= Lower Larymna =

Town in ancient Boeotia

Lower Larymna (Λάρυμνα) was a town in ancient Boeotia, on the river Cephissus. Strabo which relates that the Cephissus emerged from its subterranean channel in Upper Larymna, and joined the sea at the Lower Larymna; Upper Larymna belonged to ancient Phocis until it was annexed to the Lower or Boeotian Larymna by the Romans. Upper Larymna belonged originally to the Opuntian Locris, and Lycophron mentions it as one of the towns of Ajax Oïleus. Pausanias also states that it was originally Locrian; and he adds, that it voluntarily joined the Boeotian League on the increase of the power of the Thebans. This, however, probably did not take place in the time of Epaminondas, as the Periplus of Pseudo-Scylax, written subsequently, still calls it a Locrian town. It may have joined the Boeotian league after Thebes had been rebuilt by Cassander. In the year 230 BCE, Larymna is described as a Boeotian town; and in the time of Sulla it is again spoken of as a Boeotian town.

From these statements you can conclude that the more ancient town was the Locrian (Upper) Larymna, situated in an area, called Anchoe by Strabo, where the Cephissus emerged from its subterranean channel. At the distance of 1.5 miles (2.5 km) Larymna had a port which gradually rose into importance, especially from the time when Larymna joined the Boeotian League, as its port then became the most convenient way of communication with the eastern sea, where Lebadeia, Chaeroneia, Orchomenus, Copae, and other Boeotian towns were situated. The port-town was called, from its position, Lower Larymna, to distinguish it from the Upper city. The former may also have been called more especially the Boeotian Larymna, as it became the seaport of so many Boeotian towns. Upper Larymna, though it had joined the Boeotian League, continued to be frequently called the Locrian, on account of its ancient connection with Locris. When the Romans united Upper Larymna to Lower Larymna, the inhabitants of the former place were probably transferred to the latter; and Upper Larymna was henceforth abandoned. This accounts for Pausanias mentioning only one Larymna, which must have been the Lower city; for if he had visited Upper Larymna, he could hardly have failed to mention the emission of the Cephissus at this spot. Moreover, the ruins at Lower Larymna show that it became a place of much more importance than Upper Larymna. These ruins, which are called Kastri, like those of Delphi, are situated on the shore of the Bay of Larmes, on a level covered with bushes, ten minutes to the left of the mouth of the Cephissus.
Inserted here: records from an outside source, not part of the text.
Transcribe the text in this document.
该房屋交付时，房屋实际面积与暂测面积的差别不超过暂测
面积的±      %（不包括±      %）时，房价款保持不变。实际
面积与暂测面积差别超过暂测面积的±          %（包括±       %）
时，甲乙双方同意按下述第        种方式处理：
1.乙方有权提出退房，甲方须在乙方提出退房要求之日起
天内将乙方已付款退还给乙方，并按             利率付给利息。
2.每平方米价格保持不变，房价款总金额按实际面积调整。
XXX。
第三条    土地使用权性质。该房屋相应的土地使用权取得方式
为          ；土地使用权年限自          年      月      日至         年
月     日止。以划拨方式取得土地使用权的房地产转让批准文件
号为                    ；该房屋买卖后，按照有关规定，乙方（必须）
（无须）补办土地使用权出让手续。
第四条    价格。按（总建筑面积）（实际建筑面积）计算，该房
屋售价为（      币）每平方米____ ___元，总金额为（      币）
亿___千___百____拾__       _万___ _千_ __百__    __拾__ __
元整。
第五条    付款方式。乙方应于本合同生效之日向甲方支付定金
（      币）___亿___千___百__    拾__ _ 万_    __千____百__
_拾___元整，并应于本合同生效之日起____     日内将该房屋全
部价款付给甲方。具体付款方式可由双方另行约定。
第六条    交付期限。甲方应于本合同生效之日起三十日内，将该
William Martin Leake visited the place in the mid-19th century, and notes that the circuit of the walls is less than a mile (1.6 km). Leake adds, that the walls, which in one place are extant to nearly half their height, are of a red soft stone, very much corroded by the sea air, and in some places are constructed of rough masses. The sorus is high, with comparison to its length and breadth, and stands in its original place upon the rocks: there was an inscription upon it, and some ornaments of sculpture, which are now quite defaced. The Glyfonero is a small deep pool of water, impregnated with salt, and was considered by the current inhabitants as cathartic. The sea in the bay south of the ruins is very deep; and hence we ought probably to read in Pausanias, λιμὴν δέ σφίσιν ἐστὶν αθγχιβαθής, instead of λίμνη, since there is no land-lake at this place.